O especialista analisa o caso à luz da política de segurança do governador Wilson Witzel, que manda mirar na cabecinha de bandidos e abatê-los. Os resultados apontam para um aumento no número de mortes provocadas por agentes do Estado em 2019 no Rio de Janeiro: 1.249 entre janeiro agosto, com um crescimento de 16% em relação ao mesmo período do ano passado,  com uma média de cinco mortes por dia, segundo dados do Instituto de Segurança Pública (ISP). É o maior patamar desde 1998, quando começou a série histórica.

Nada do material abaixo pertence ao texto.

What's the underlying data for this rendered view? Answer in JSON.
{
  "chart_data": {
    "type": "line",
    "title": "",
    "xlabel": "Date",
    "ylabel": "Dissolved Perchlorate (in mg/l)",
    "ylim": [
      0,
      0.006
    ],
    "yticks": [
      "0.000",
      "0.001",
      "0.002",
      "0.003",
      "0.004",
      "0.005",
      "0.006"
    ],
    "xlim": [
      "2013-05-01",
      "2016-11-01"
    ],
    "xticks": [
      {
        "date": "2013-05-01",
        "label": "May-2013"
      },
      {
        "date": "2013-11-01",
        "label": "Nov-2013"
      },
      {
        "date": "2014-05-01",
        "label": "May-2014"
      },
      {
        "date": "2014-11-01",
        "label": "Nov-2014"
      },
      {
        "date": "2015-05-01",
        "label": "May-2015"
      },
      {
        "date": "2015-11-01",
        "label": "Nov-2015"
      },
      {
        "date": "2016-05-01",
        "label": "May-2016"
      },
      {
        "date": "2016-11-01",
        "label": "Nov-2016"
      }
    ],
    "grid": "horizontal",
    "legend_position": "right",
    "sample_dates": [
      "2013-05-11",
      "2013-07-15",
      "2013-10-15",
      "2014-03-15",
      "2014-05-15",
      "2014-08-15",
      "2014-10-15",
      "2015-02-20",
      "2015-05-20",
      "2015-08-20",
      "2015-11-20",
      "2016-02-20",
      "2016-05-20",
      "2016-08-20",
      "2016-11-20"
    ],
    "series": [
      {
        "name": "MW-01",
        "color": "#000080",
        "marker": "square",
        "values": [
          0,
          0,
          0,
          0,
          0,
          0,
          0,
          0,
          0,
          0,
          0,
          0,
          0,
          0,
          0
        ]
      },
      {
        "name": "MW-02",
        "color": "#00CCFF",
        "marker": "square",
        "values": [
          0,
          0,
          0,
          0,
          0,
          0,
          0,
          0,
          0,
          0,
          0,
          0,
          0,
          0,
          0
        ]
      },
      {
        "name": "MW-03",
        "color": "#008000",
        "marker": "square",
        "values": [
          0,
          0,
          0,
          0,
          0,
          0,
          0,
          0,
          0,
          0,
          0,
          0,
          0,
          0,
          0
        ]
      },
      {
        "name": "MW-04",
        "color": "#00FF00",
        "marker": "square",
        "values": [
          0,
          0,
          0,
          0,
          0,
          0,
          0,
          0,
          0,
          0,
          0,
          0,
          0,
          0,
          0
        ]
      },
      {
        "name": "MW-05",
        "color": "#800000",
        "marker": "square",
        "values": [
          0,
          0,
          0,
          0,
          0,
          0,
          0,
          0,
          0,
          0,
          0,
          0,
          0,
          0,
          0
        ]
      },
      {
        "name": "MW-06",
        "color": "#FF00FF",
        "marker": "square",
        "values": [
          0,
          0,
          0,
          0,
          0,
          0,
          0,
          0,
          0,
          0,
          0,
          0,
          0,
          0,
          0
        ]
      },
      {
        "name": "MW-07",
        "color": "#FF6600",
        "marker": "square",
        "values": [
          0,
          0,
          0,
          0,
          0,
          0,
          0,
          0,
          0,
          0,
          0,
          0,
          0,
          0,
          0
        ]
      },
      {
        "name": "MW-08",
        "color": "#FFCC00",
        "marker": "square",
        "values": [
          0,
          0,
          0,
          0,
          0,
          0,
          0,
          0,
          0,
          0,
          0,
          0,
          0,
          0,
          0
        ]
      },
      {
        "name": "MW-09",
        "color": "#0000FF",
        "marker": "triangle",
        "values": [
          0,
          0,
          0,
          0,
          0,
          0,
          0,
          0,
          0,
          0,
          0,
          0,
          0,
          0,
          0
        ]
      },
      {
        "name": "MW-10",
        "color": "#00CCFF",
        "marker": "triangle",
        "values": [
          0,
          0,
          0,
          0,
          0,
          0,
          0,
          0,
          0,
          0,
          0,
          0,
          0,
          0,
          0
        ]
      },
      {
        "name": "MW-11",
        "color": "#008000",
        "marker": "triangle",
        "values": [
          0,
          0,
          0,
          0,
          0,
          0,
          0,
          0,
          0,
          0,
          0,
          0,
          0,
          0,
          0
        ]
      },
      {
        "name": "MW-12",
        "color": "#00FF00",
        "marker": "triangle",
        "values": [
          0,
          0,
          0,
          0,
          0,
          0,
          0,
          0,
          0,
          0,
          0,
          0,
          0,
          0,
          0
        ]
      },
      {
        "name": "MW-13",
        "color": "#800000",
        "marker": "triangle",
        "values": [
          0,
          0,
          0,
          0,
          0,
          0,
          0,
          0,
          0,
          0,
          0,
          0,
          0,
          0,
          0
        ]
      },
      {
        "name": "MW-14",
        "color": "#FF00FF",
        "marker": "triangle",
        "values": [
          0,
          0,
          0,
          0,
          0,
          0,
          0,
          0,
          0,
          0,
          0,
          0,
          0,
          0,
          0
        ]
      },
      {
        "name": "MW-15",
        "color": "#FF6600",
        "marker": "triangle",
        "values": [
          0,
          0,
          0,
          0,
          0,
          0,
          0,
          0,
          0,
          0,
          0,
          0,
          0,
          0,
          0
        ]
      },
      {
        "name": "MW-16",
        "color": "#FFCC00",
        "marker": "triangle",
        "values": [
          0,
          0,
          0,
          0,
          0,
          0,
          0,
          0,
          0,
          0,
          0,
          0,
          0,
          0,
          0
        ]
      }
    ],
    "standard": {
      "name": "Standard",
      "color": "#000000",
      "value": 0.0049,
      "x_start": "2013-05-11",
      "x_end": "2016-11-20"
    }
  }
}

De acordo com o presidente da Comissão de Segurança Pública da OAB-RJ, o policial que agir “na linha dessa comunicação midiática do governador, está agindo de maneira errada, contra a lei”. Borges argumenta que, ainda que os policiais entendam que essa fala do governador seja uma ordem, “ninguém pode cumprir ordem manifestamente ilegal”:

“E essa ordem para matar é manifestamente ilegal.  Por mais que o governador fale, não existe licença para matar nem essa autorização legal.  A justificativa geralmente é esta: a pessoa tinha uma arma, tentou atirar, fez movimentos bruscos… Aí eles inventam… As histórias são muito limitadas e têm um fio narrativo muito semelhante. E esses policiais geralmente têm uma arma na viatura, a chamada vela, arma fria usada para incriminar a pessoa que sofreu a tentativa de execução. Nesse caso mesmo: o policial deu três tiros de fuzil. Por que três tiros de fuzil? Para que isso? Até se ele estivesse em legítima defesa, seria exagerado”.